I actually got to know Ruth personally through several letters we exchanged back and forth following the publication of her second book, My Side, a more traditional autobiography that came out a few years later. I bought my copy on the first day of issue at a little bookstore on 2nd Ave in the 60s that, of course, is no longer there. Several days later I read in the paper that she was having a signing at the Brentano’s on Fifth Ave, also long departed. I showed up with my copy in hand on my way to my temp job. It was early morning, but the line was already long and Ruth was taking her time with each person. I stayed as long as I could but ultimately departed, unsigned and disappointed.

That was when my dear friend Susan Oakey took things in hand. She knew where Ruth and her husband Garson Kanin lived on, I believe, Central Park South. Susan took it upon herself to write Ruth and ask her if the situation could somehow be remedied. A few days later, a manilla envelope arrived in my mailbox. In it was an inscribed photo of Miss Gordon and an invitation to drop off my book at her building so she could sign that as well. I don’t know what happened to that particular copy of the book, as Ruth said, “it’s funny what sticks with you,” but I still have the signed photo on my living room wall forty-five years later.
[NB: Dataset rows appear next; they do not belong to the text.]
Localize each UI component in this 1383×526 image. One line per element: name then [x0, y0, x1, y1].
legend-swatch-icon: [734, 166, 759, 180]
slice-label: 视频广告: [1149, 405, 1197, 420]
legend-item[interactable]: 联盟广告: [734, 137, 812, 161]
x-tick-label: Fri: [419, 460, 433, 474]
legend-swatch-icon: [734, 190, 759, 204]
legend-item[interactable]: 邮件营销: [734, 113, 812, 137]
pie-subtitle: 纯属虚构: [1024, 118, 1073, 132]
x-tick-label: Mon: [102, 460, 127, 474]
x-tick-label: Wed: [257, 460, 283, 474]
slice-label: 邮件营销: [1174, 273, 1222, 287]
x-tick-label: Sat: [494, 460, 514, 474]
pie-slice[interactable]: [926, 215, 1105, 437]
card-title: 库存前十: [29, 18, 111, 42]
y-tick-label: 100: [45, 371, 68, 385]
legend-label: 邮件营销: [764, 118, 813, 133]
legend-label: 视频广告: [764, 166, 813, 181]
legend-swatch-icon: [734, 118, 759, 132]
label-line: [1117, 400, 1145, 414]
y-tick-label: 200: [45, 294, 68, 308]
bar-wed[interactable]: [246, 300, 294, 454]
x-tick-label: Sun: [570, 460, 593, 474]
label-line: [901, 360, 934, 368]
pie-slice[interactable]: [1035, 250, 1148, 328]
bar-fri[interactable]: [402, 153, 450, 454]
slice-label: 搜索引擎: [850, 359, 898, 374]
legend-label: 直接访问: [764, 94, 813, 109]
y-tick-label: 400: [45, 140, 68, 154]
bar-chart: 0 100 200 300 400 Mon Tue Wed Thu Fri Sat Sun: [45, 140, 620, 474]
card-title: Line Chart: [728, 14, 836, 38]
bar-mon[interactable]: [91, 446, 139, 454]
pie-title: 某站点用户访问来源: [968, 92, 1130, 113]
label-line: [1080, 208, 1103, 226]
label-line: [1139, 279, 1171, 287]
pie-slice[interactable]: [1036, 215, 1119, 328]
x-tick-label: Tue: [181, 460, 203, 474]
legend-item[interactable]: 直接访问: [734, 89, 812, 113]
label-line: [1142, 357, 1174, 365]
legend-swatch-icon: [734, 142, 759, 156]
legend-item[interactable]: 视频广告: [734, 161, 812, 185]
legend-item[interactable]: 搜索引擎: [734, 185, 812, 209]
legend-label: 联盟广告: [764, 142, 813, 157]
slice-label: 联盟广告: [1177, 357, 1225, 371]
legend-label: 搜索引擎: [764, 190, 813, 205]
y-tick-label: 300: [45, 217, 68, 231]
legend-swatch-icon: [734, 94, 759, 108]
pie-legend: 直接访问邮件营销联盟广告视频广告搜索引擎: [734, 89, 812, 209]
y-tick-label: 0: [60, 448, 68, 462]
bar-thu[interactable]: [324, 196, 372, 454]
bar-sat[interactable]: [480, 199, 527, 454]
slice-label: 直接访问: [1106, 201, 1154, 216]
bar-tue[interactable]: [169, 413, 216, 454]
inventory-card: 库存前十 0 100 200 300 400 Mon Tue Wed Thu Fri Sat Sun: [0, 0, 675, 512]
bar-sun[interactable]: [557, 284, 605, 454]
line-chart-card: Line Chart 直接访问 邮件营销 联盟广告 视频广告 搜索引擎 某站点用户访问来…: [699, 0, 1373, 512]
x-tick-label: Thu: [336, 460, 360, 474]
My favorite bit of advice from her was in the last message I got, or actually, Barbara got.  It was on the cover of the program of the Doll’s House Ruth had done on Broadway in 1938. In 1980, Barbara was playing Nora in the first professional production I directed. I asked Ruth if she would inscribe the program as a gift for Barbara which she promptly did.

She wrote a lovely note and ended it with these words that explained much of what made her life in the theatre, a career that lasted seventy-four years, possible. “And remember, when bad things happen, get over them.”

She also said, “Never give up, especially at the beginning. That’s when it’s easy to give up. Stick around long enough, and you got too much invested to quit.”